The Ames/Salmonella Test: A Key to Our Research

Our success in detecting and identifying mutagens in cooked foods is made possible by the interplay of many different types of chemical analyses, including chromatography and mass spectrometry (Figure 3), and biological methods. The Ames test is an exquisitely sensitive biological method for measuring the mutagenic potency of chemical substances. The Ames test by itself does not demonstrate cancer risk; however, mutagenic potency in this test does correlate with the carcinogenic potency for many chemicals in rodents.
The test was developed in 1975 by Bruce Ames and his colleagues at The University of California at Berkeley. The Ames method is based on inducing growth in genetically altered strains of the bacterium Salmonella typhimurium. To grow, the special strains need the amino acid histidine. However, when the chemical agent (mutagen) that is being studied is given to bacteria, some of the altered Salmonella undergo mutations. Following a particular type of mutation, the bacteria can grow like the original "wild" (unaltered) strains without histidine. Because the mutant bacteria revert to their original character with regard to the nutrient histidine, they are called "revertants."
The Ames test yields a number--specifically, the number of growing bacterial colonies--which is a measure of the mutagenic activity (potency) of a treatment chemical. This value is often expressed as the number of revertants per microgram of a pure chemical (mutagen) or per gram of food containing that mutagen. Some pure mutagens result in hundreds of revertants per microgram, but many of the substances we have tested from cooked meat produce hundreds of thousands of revertants per microgram. For example, in one strain of bacterium, the PhIP mutagen results in about 2000 revertants per microgram, whereas another cooked food mutagen, IQ, results in 200,000. The illustration at the right shows how a food extruct is tested for its mutagenic activity.
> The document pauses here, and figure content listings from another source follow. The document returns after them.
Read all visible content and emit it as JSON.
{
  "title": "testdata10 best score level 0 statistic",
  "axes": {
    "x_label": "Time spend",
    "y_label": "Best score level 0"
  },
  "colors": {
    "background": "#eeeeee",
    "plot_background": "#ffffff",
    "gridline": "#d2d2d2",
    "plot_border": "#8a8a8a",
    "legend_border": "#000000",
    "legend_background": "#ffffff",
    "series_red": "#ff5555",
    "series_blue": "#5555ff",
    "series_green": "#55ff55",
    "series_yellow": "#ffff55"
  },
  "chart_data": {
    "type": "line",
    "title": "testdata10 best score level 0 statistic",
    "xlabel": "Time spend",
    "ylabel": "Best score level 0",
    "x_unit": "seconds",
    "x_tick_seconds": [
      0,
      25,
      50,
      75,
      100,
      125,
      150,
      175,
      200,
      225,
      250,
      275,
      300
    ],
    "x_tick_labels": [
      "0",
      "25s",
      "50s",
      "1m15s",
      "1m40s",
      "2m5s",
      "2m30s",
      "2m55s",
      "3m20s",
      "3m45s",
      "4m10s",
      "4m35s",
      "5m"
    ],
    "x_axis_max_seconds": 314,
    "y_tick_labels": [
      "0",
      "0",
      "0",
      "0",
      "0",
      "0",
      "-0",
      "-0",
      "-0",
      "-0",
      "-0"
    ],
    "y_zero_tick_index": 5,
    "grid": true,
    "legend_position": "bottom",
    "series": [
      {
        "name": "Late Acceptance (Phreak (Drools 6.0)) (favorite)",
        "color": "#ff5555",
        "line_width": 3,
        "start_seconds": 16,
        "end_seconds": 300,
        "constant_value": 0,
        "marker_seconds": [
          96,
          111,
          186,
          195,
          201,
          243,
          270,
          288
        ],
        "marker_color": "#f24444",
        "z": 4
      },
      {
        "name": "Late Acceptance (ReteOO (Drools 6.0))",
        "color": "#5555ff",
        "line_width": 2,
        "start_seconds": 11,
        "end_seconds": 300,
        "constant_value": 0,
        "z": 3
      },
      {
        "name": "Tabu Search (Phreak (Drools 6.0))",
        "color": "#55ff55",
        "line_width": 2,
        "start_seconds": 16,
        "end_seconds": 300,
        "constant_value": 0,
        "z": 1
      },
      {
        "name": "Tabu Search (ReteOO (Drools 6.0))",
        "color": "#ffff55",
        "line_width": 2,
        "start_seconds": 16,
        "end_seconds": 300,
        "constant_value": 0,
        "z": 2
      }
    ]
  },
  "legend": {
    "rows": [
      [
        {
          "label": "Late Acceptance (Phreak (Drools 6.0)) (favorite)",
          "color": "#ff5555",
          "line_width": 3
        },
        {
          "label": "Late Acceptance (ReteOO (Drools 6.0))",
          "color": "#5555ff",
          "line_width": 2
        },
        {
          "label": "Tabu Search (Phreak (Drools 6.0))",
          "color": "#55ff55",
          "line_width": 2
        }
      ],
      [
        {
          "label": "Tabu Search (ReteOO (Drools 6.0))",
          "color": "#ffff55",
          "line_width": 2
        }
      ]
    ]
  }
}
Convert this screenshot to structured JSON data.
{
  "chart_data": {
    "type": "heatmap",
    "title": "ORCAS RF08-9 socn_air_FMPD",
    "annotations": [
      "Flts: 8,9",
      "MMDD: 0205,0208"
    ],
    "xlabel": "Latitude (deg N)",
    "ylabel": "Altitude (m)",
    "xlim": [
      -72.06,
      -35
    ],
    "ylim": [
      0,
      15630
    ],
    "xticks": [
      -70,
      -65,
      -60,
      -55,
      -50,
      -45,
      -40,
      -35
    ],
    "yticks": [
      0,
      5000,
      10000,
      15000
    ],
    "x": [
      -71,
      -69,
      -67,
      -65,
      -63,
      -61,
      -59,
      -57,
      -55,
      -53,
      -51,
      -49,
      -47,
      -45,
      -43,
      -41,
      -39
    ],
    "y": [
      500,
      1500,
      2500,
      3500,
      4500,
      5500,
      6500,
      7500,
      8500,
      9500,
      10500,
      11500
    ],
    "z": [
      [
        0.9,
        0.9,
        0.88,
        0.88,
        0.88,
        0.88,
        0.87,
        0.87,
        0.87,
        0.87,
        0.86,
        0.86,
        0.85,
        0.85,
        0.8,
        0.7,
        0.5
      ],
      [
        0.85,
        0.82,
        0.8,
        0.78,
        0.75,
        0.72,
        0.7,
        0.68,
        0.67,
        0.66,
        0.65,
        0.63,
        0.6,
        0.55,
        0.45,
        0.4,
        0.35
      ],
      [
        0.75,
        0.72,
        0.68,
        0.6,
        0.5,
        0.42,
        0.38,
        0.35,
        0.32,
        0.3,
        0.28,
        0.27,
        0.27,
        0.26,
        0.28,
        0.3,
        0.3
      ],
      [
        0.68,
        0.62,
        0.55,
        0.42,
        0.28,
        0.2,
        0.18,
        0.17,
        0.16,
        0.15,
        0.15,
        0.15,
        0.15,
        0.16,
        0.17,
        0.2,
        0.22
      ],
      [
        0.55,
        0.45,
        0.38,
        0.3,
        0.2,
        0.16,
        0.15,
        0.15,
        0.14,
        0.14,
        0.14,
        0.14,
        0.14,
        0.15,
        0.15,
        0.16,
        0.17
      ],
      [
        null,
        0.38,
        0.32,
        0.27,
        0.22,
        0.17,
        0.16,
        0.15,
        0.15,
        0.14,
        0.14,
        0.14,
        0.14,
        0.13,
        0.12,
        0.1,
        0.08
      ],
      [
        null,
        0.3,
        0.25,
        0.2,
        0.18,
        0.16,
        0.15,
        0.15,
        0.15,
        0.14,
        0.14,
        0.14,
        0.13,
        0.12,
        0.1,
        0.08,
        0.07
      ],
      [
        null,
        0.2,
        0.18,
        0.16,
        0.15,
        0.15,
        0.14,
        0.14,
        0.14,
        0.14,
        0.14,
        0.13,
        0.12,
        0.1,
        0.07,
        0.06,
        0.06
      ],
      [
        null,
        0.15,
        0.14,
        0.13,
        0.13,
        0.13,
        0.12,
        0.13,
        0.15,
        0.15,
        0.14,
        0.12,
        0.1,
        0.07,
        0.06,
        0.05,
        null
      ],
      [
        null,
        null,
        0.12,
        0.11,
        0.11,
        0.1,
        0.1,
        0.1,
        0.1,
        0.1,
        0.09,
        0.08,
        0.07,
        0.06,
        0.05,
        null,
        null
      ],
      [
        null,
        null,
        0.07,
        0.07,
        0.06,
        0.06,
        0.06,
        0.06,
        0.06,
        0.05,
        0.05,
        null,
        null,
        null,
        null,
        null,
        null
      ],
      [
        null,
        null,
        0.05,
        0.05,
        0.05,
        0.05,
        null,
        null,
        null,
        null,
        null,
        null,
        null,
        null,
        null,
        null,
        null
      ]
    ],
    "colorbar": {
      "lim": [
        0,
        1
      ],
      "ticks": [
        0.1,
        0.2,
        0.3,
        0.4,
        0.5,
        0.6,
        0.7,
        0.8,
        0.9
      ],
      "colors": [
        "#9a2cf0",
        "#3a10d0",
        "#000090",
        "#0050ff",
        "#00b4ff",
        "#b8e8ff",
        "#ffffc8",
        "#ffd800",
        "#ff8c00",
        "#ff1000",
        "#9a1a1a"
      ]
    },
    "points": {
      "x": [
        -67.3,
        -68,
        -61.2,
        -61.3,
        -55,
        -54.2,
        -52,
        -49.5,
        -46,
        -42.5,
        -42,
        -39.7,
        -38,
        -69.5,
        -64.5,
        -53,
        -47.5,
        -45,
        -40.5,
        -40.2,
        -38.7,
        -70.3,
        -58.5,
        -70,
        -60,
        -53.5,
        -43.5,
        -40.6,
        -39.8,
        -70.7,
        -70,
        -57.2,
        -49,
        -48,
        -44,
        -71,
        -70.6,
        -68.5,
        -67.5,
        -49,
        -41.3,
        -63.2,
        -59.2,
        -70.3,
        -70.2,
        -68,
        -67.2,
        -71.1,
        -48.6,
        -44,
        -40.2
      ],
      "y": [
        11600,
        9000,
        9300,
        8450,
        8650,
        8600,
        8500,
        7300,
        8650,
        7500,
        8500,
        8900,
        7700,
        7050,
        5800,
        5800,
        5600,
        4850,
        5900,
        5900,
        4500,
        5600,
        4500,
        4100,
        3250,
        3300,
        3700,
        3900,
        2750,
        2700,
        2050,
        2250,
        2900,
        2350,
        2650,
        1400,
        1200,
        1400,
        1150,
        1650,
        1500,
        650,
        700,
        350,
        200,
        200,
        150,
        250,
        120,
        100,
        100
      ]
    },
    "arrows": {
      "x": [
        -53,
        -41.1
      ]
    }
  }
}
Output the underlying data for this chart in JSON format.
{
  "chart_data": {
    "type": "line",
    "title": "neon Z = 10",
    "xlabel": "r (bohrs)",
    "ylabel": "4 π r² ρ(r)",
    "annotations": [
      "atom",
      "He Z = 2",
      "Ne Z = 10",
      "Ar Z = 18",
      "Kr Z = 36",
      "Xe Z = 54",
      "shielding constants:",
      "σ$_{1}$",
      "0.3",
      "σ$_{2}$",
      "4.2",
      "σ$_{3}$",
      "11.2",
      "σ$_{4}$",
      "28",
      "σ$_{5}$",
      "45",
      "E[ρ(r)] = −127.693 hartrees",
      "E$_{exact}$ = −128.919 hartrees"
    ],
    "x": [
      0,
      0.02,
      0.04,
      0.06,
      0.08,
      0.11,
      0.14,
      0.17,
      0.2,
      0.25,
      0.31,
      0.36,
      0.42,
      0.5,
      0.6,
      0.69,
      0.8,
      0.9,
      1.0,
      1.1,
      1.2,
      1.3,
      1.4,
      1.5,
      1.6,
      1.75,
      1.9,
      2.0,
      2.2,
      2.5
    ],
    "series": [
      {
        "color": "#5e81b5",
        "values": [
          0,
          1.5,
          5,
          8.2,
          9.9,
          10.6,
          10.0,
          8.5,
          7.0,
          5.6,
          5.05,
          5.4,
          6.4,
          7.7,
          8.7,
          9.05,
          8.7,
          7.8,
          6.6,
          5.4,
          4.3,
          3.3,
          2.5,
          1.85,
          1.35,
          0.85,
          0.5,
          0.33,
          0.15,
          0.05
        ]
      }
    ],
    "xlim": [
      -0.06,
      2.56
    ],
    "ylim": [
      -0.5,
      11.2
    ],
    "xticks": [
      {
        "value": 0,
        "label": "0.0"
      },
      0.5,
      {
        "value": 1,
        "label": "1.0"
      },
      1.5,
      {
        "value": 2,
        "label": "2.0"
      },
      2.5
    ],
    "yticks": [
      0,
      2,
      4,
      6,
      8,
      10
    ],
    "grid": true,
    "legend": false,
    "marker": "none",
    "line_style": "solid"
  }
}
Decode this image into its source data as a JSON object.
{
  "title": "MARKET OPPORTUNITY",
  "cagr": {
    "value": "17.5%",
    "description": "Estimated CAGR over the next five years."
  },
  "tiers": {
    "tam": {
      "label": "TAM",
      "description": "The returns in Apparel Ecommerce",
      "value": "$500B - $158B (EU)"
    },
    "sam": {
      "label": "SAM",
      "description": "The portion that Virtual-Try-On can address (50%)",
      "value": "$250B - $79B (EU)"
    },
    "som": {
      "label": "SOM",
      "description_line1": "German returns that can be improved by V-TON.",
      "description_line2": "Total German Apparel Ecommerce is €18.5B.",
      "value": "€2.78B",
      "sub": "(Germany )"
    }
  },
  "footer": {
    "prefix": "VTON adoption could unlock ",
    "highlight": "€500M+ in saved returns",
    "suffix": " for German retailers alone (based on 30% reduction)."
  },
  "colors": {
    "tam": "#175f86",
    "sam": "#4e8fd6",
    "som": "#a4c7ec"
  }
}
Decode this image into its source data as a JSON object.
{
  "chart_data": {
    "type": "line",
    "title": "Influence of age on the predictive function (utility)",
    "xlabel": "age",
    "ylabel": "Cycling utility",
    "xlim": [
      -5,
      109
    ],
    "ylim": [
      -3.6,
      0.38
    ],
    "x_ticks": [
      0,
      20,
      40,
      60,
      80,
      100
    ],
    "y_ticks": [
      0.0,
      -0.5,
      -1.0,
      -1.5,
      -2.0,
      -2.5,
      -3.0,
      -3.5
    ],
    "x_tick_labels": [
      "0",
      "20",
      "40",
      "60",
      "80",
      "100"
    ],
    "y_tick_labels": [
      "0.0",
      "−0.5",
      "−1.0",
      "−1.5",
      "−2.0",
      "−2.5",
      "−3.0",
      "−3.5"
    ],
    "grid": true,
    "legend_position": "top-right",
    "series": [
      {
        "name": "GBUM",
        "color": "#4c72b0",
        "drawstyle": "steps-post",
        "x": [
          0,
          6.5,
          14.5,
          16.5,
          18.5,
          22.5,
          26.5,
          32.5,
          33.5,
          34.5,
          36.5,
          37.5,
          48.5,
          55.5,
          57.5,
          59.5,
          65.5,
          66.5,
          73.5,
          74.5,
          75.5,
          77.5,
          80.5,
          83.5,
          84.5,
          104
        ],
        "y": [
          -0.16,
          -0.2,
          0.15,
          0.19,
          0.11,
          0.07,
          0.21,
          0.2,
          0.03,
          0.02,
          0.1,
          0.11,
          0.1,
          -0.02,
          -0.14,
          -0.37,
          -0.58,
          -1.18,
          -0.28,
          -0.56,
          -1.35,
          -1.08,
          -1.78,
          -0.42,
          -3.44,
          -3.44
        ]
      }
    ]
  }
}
In brief, a test begins by placing about 100 million Salmonella bacteria in a petri dish containing a nutrient agar lacking histidine. A few bacteria will spontaneously revert in the absence of mutagens. Counting these revertant colonies gives us a baseline against which to check the validity of our complex laboratory procedures. In a separate but essentially identical histidine-deficient petri dish, another batch of Salmonella bacteria are given a mutagen plus mammalian enzymes required for metabolism. (Adding such enzymes gives us a more realistic measure of the mutagenicity of a substance for mammals. The enzymes are typically supplied from liver cell extracts of rats given substances to increase levels of metabolizing enzymes.) Revertant bacteria grow into visible colonies. We simply count the colonies (equal to the number of revertants) after a standard time (48 hours) under standard growing conditions (37°C).
Different strains of altered Salmonella bacteria are available for the Ames test. The strains vary in sensitivity to specific mutagens. We used two strains, known as TA98 or TA100, for most of our recent work on fried beef and cooked grains. These strains were generously supplied by Bruce Ames.